DANS LE SALLES CONSACRÉES AU DÉBUT DU MOYEN-ÂGE, le jeu d’ « attrape fous » semble facile. En effet, le fou est revêtu à cette époque d’un costume caractéristique qui nous permet de l’identifier d’un seul coup d’œil. Il nous faut pour cela chercher un personnage affublé d’habits bariolés agrémentés de grelots et portant les accessoires étonnants que sont le capuchon à oreilles d’ânes et la « marotte », sorte de marionnette au bout d’une pique, censée donner au fou un aspect comique. Ainsi représenté, le fou se cache dans des scènes dans lesquelles le visiteur ne l’attend pas. Sur la tapisserie dite du « Fils prodigue » réalisée en France dans la deuxième moitié du 16e siècle, le fou s’invite dans la parabole, alors que le texte biblique que l’œuvre est censée représenter ne l’évoque certainement pas. L’exposition montre ainsi son omniprésence dans l’imaginaire du Moyen-Âge.

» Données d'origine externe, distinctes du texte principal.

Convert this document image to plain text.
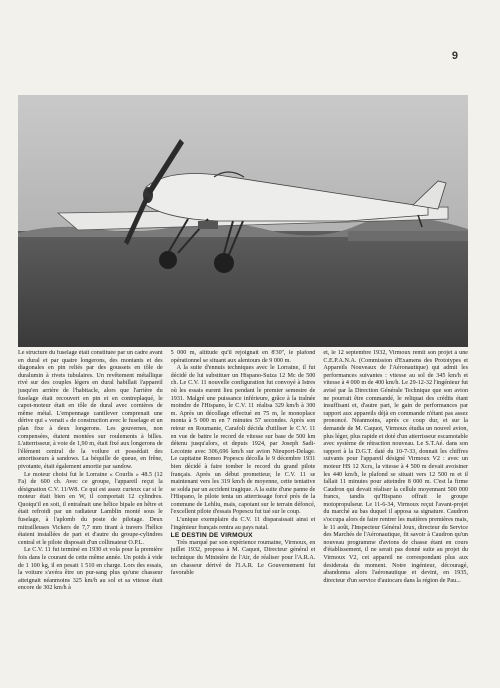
9

Le structure du fuselage était constituée par un cadre avant en dural et par quatre longerons, des montants et des diagonales en pin reliés par des goussets en tôle de duralumin à rivets tubulaires. Un revêtement métallique rivé sur des couples légers en dural habillait l'appareil jusqu'en arrière de l'habitacle, alors que l'arrière du fuselage était recouvert en pin et en contreplaqué, le capot-moteur était en tôle de dural avec cornières de même métal. L'empennage cantilever comprenait une dérive qui « venait » de construction avec le fuselage et un plan fixe à deux longerons. Les gouvernes, non compensées, étaient montées sur roulements à billes. L'atterrisseur, à voie de 1,90 m, était fixé aux longerons de l'élément central de la voilure et possédait des amortisseurs à sandows. La béquille de queue, en frêne, pivotante, était également amortie par sandow.

Le moteur choisi fut le Lorraine « Courlis » 48.5 (12 Fa) de 600 ch. Avec ce groupe, l'appareil reçut la désignation C.V. 11/W8. Ce qui est assez curieux car si le moteur était bien en W, il comportait 12 cylindres. Quoiqu'il en soit, il entraînait une hélice bipale en hêtre et était refroidi par un radiateur Lamblin monté sous le fuselage, à l'aplomb du poste de pilotage. Deux mitrailleuses Vickers de 7,7 mm tirant à travers l'hélice étaient installées de part et d'autre du groupe-cylindres central et le pilote disposait d'un collimateur O.P.L.

Le C.V. 11 fut terminé en 1930 et vola pour la première fois dans le courant de cette même année. Un poids à vide de 1 100 kg, il en pesait 1 510 en charge. Lors des essais, la voiture s'avéra être un pur-sang plus qu'une chasseur atteignait néanmoins 325 km/h au sol et sa vitesse était encore de 302 km/h à

5 000 m, altitude qu'il rejoignait en 8'30'', le plafond opérationnel se situant aux alentours de 9 000 m.

A la suite d'ennuis techniques avec le Lorraine, il fut décidé de lui substituer un Hispano-Suiza 12 Mc de 500 ch. Le C.V. 11 nouvelle configuration fut convoyé à Istres où les essais eurent lieu pendant le premier semestre de 1931. Malgré une puissance inférieure, grâce à la traînée moindre de l'Hispano, le C.V. 11 réalisa 329 km/h à 300 m. Après un décollage effectué en 75 m, le monoplace monta à 5 000 m en 7 minutes 57 secondes. Après son retour en Roumanie, Carafoli décida d'utiliser le C.V. 11 en vue de battre le record de vitesse sur base de 500 km détenu jusqu'alors, et depuis 1924, par Joseph Sadi-Lecointe avec 306,696 km/h sur avion Nieuport-Delage. Le capitaine Romeo Popescu décolla le 9 décembre 1931 bien décidé à faire tomber le record du grand pilote français. Après un début prometteur, le C.V. 11 se maintenant vers les 319 km/h de moyenne, cette tentative se solda par un accident tragique. A la suite d'une panne de l'Hispano, le pilote tenta un atterrissage forcé près de la commune de Lehliu, mais, capotant sur le terrain défoncé, l'excellent pilote d'essais Popescu fut tué sur le coup.

L'unique exemplaire du C.V. 11 disparaissait ainsi et l'ingénieur français rentra au pays natal.

LE DESTIN DE VIRMOUX

Très marqué par son expérience roumaine, Virmoux, en juillet 1932, proposa à M. Caquot, Directeur général et technique du Ministère de l'Air, de réaliser pour l'A.R.A. un chasseur dérivé de l'I.A.R. Le Gouvernement fut favorable

et, le 12 septembre 1932, Virmoux remit son projet à une C.E.P.A.N.A. (Commission d'Examens des Prototypes et Appareils Nouveaux de l'Aéronautique) qui admit les performances suivantes : vitesse au sol de 345 km/h et vitesse à 4 000 m de 400 km/h. Le 29-12-32 l'ingénieur fut avisé par la Direction Générale Technique que son avion ne pourrait être commandé, le reliquat des crédits étant insuffisant et, d'autre part, le gain de performances par rapport aux appareils déjà en commande n'étant pas assez prononcé. Néanmoins, après ce coup dur, et sur la demande de M. Caquot, Virmoux étudia un nouvel avion, plus léger, plus rapide et doté d'un atterrisseur escamotable avec système de rétraction nouveau. Le S.T.Aé. dans son rapport à la D.G.T. daté du 10-7-33, donnait les chiffres suivants pour l'appareil désigné Virmoux V2 : avec un moteur HS 12 Xcrs, la vitesse à 4 500 m devait avoisiner les 440 km/h, le plafond se situait vers 12 500 m et il fallait 11 minutes pour atteindre 8 000 m. C'est la firme Caudron qui devait réaliser la cellule moyennant 500 000 francs, tandis qu'Hispano offrait le groupe motopropulseur. Le 11-6-34, Virmoux reçut l'avant-projet du marché au bas duquel il apposa sa signature. Caudron s'occupa alors de faire rentrer les matières premières mais, le 11 août, l'Inspecteur Général Joux, directeur du Service des Marchés de l'Aéronautique, fit savoir à Caudron qu'un nouveau programme d'avions de chasse étant en cours d'établissement, il ne serait pas donné suite au projet du Virmoux V2, cet appareil ne correspondant plus aux desiderata du moment. Notre ingénieur, découragé, abandonna alors l'aéronautique et devint, en 1935, directeur d'un service d'autocars dans la région de Pau...
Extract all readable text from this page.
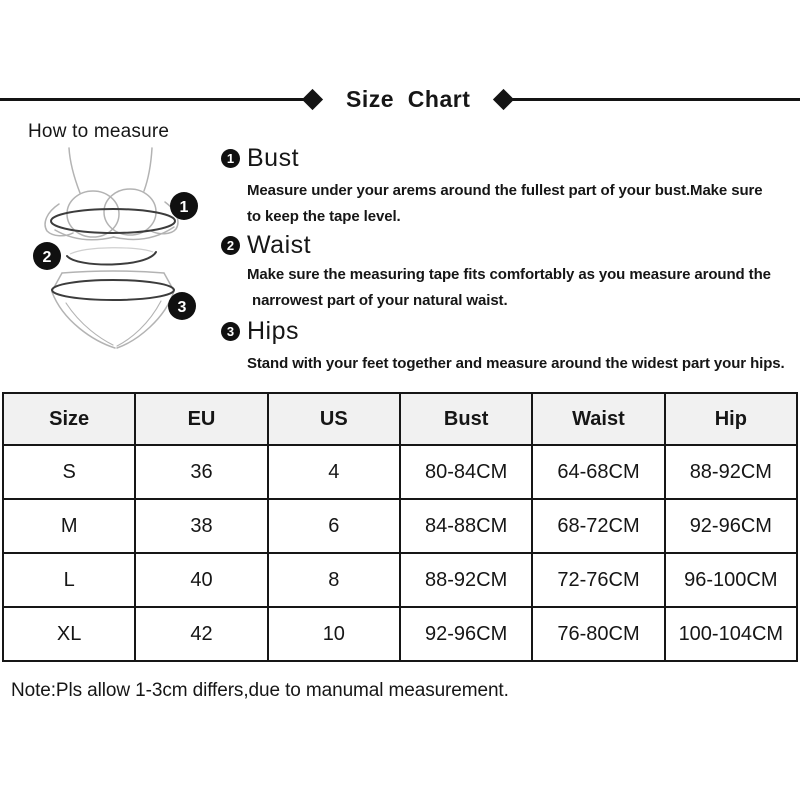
Size  Chart
How to measure
1
2
3
1 Bust
Measure under your arems around the fullest part of your bust.Make sure
to keep the tape level.
2 Waist
Make sure the measuring tape fits comfortably as you measure around the
narrowest part of your natural waist.
3 Hips
Stand with your feet together and measure around the widest part your hips.
Size	EU	US	Bust	Waist	Hip
S	36	4	80-84CM	64-68CM	88-92CM
M	38	6	84-88CM	68-72CM	92-96CM
L	40	8	88-92CM	72-76CM	96-100CM
XL	42	10	92-96CM	76-80CM	100-104CM
Note:Pls allow 1-3cm differs,due to manumal measurement.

AU-DELÀ DU SEUL VÊTEMENT, L’EXPOSITION DONNE À VOIR que le fou peut être identifié comme tel du fait d’un décalage physique avec la norme établie. C’est le cas de Triboulet, fou « naturel » célèbre de la cour de René d’Anjou (1440-1480), dont on observe la tête anormalement petite sur le médaillon en marbre le représentant. A l’époque romantique, force est de constater que le jeu se complique – ou que les règles changent. Alors que la folie se définit nouvellement au 19e siècle comme un trouble mental, le fou ne se distingue plus par un vêtement particulier, mais davantage par son comportement et par ses expressions faciales « hors normes ».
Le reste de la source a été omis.